Fifty years. That’s a long time. Its actually a lifetime.
I have been wondering what has been up with me this week. I just haven’t been normal. Well, I’m not really ever normal anyway, but I I’ll say what passes for normal with me.
I finally figured it out tonight. I had a premonition. Something which never, ever happens to me. But…as I was taking a photo of the sunset….round, huge and pink tonight… I felt a pang and a pain deep inside. It was as if I had seen this view before. This exact view. It touched me as a sadness, almost as a real physical push as I watched the sun sink all the way down into the ocean. I will never see this again. Perhaps I deduced why.
I had been here, on this beach, near this exact spot, fifty years ago almost to the week…perhaps even to the week, watching the sun sink into the Gulf of Mexico. It was my first trip ever to the ocean in June 1966…
School had let out the last part of May. Daddy and Tom Brown had decided to get together with our two families and go to Panama City beach. They had gotten out the maps and plotted the course down old highway 27.
My cousin Judy had never been to the beach either, so she came along with us.
I don’t remember much about the ride except that it was long. The service stations were few and far between, and if you drank too much coke or water and had to pee…well you just had to hold it. So my brother Mike and I did. Hold it, that is.
We stayed at the “Sea Breeze” motel. It was a run down kind of place. They had a “kitchenette” in the place, and when Momma found roaches in it, both she and Daddy hit the ceiling. Daddy went to the front desk and raised t mortal hell with the manager, who immediately sent us down to a little hamburger joint at his expense, while he fumigated the room. It smelled bad when we got back, but there were no more cockroaches. I gotta tell you that’s one thing Florida was famous for back then…the three inch roaches, and there were plenty of them…just not in our room anymore.

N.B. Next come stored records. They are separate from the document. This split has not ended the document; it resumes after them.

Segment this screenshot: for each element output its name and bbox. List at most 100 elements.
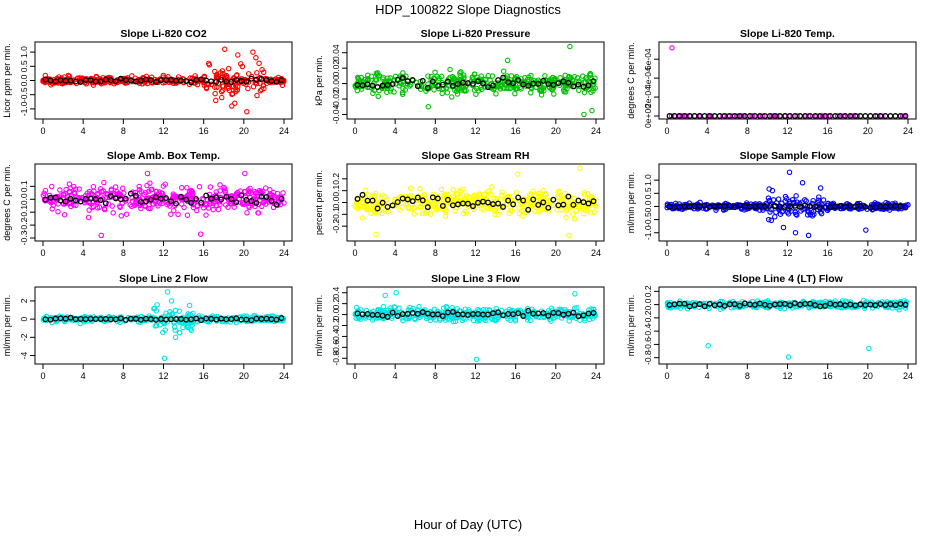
mean-point <box>480 80 486 87</box>
data-point <box>108 186 115 193</box>
data-point <box>903 299 910 305</box>
data-point <box>226 87 233 94</box>
data-point <box>530 188 536 194</box>
chart-panel-6: Slope Sample Flow ml/min per min. 0 4 8 12 16 2… <box>626 150 917 258</box>
data-point <box>557 74 563 81</box>
data-point <box>162 327 168 333</box>
data-point <box>507 317 514 323</box>
data-point <box>474 85 480 92</box>
x-tick-label: 0 <box>352 248 357 258</box>
data-point <box>588 193 594 200</box>
data-point <box>259 66 265 73</box>
x-tick-label: 4 <box>393 126 398 136</box>
outlier-point <box>817 185 824 191</box>
mean-point <box>253 200 260 206</box>
data-point <box>443 85 449 91</box>
mean-point <box>565 193 572 200</box>
x-tick-label: 24 <box>903 248 913 258</box>
mean-point <box>369 197 376 204</box>
mean-point <box>223 193 230 200</box>
x-tick-label: 16 <box>199 371 209 381</box>
outlier-point <box>197 231 204 237</box>
data-point <box>274 190 281 197</box>
data-point <box>55 208 61 215</box>
mean-point <box>565 79 572 86</box>
y-tick-label: 2 <box>19 298 29 303</box>
data-point <box>565 313 572 320</box>
data-point <box>225 85 232 91</box>
data-point <box>802 197 808 203</box>
data-point <box>362 187 369 194</box>
data-point <box>430 191 436 198</box>
data-point <box>487 205 494 212</box>
mean-point <box>62 198 69 205</box>
data-point <box>172 327 178 333</box>
data-point <box>460 186 466 192</box>
x-tick-label: 4 <box>393 248 398 258</box>
mean-point <box>409 198 416 205</box>
y-tick-label: 0.0 <box>643 298 653 310</box>
mean-point <box>384 313 391 320</box>
data-point <box>592 85 598 91</box>
data-point <box>153 192 159 198</box>
data-point <box>583 205 590 211</box>
x-tick-label: 12 <box>470 248 480 258</box>
mean-point <box>404 196 411 203</box>
data-point <box>381 308 387 314</box>
mean-point <box>208 195 215 202</box>
mean-point <box>500 312 507 319</box>
mean-point <box>444 78 451 85</box>
data-point <box>473 91 479 97</box>
mean-point <box>268 197 275 204</box>
x-tick-label: 12 <box>158 371 168 381</box>
data-point <box>773 209 779 215</box>
mean-point <box>429 78 436 85</box>
data-point <box>816 194 822 200</box>
x-tick-label: 12 <box>782 126 792 136</box>
mean-point <box>419 77 426 84</box>
x-tick-label: 12 <box>470 126 480 136</box>
mean-point <box>122 195 129 202</box>
data-point <box>146 188 152 195</box>
data-point <box>76 186 82 192</box>
data-point <box>447 66 453 73</box>
data-point <box>591 306 597 313</box>
data-point <box>498 192 505 198</box>
mean-point <box>278 315 285 322</box>
y-tick-label: -1.0 <box>643 225 653 240</box>
data-point <box>192 195 199 202</box>
outlier-point <box>161 355 168 362</box>
data-point <box>219 87 226 94</box>
data-point <box>729 113 736 119</box>
data-point <box>187 326 194 332</box>
data-point <box>412 316 418 323</box>
data-point <box>196 183 203 190</box>
data-point <box>548 76 554 82</box>
data-point <box>532 208 538 214</box>
data-points <box>40 46 287 115</box>
data-point <box>101 206 108 213</box>
outlier-point <box>382 292 388 299</box>
data-point <box>576 203 582 210</box>
chart-title: Slope Sample Flow <box>740 150 837 162</box>
y-tick-label: 4e-04 <box>643 67 653 89</box>
outlier-point <box>669 45 675 51</box>
outlier-point <box>232 100 238 106</box>
data-point <box>488 315 494 321</box>
data-point <box>372 193 378 200</box>
data-point <box>504 84 510 91</box>
mean-point <box>52 78 59 85</box>
data-point <box>570 211 576 217</box>
data-point <box>815 197 822 204</box>
data-point <box>811 211 817 218</box>
x-tick-label: 12 <box>782 248 792 258</box>
outlier-point <box>780 224 787 231</box>
data-point <box>392 202 398 209</box>
data-point <box>403 316 410 322</box>
outlier-point <box>566 232 572 239</box>
mean-point <box>117 315 124 322</box>
data-point <box>48 183 55 190</box>
mean-point <box>228 196 235 202</box>
data-point <box>61 211 68 218</box>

With that problem solved, things seemed to go OK from there on out. We stayed five days as I recall.
I was in awe of the ocean. I still am. I couldn’t get over it at first. I finally took my eyes off of it long enough to go to check out the local “game” spot with my buddy Michael Brown. We both bought t shirts with our beach money, which said “Budweiser” across the front. With those shirts on, and with both of us being quite large for our age..we passed ourselves off to the girls who were there as High School seniors. That’s another story for another day….
On the deep sea fishing trip that my Daddy and Mr. Brown had been planning for ages, we caught a mess of red snapper, and I snagged a 33 pound Red grouper which won the “dollar pot” for the largest fish. Forty six dollars! I went and bought a hat and another t-shirt! It was a great trip. I could write a book about that trip…that summer. But the happiness faded. Mom and Dad got into an awful fight when we got home, over of all things…those damn frozen red snapper. I don’t remember the exacts…but it was a bad one.
We never went back to the beach again as a “nuclear” family…just the four of us, although there were plenty of trips in later years after the grandchildren came along.
The next time I went to the ocean, was after I was married. It was in the spring of 1972, when Paula and and I went with some friends to St. Augustine. That was the year Kirsten was born..in August.
So, June of 1966 to June of 2016. Fifty years give or take a few days. I’ve got the pictures from sixty-six to prove I was here. One in the Budweiser shirt. One with the fish. One by the ocean. Got some goofy photos of Mike that he made in one of those fifty cent photo booths. Got a postcard of the “Seabreeze” motel,..minus cockroaches. Don’t have all the people left though.
All the Brown family are gone. Tom, Tommi, Lynn, Michael B. Mom and Dad…Gaines and Evie. That makes six out of the nine who came, and I have transformed from fifteen to sixty five in the blink of an eye………
Except when I was shooting that sunset earlier tonight and I felt my Dad “push” me like he would do back then. That little playful shove…and then go into his little boxing crouch, like “whatcha gonna do about it”. That’s when I remembered where I was, and when I had been here before. And I had the feeling that when I leave here this time, I will not be back to this magical spot again. Not this same spot.
Fifty years is a long time. It’s a lifetime really.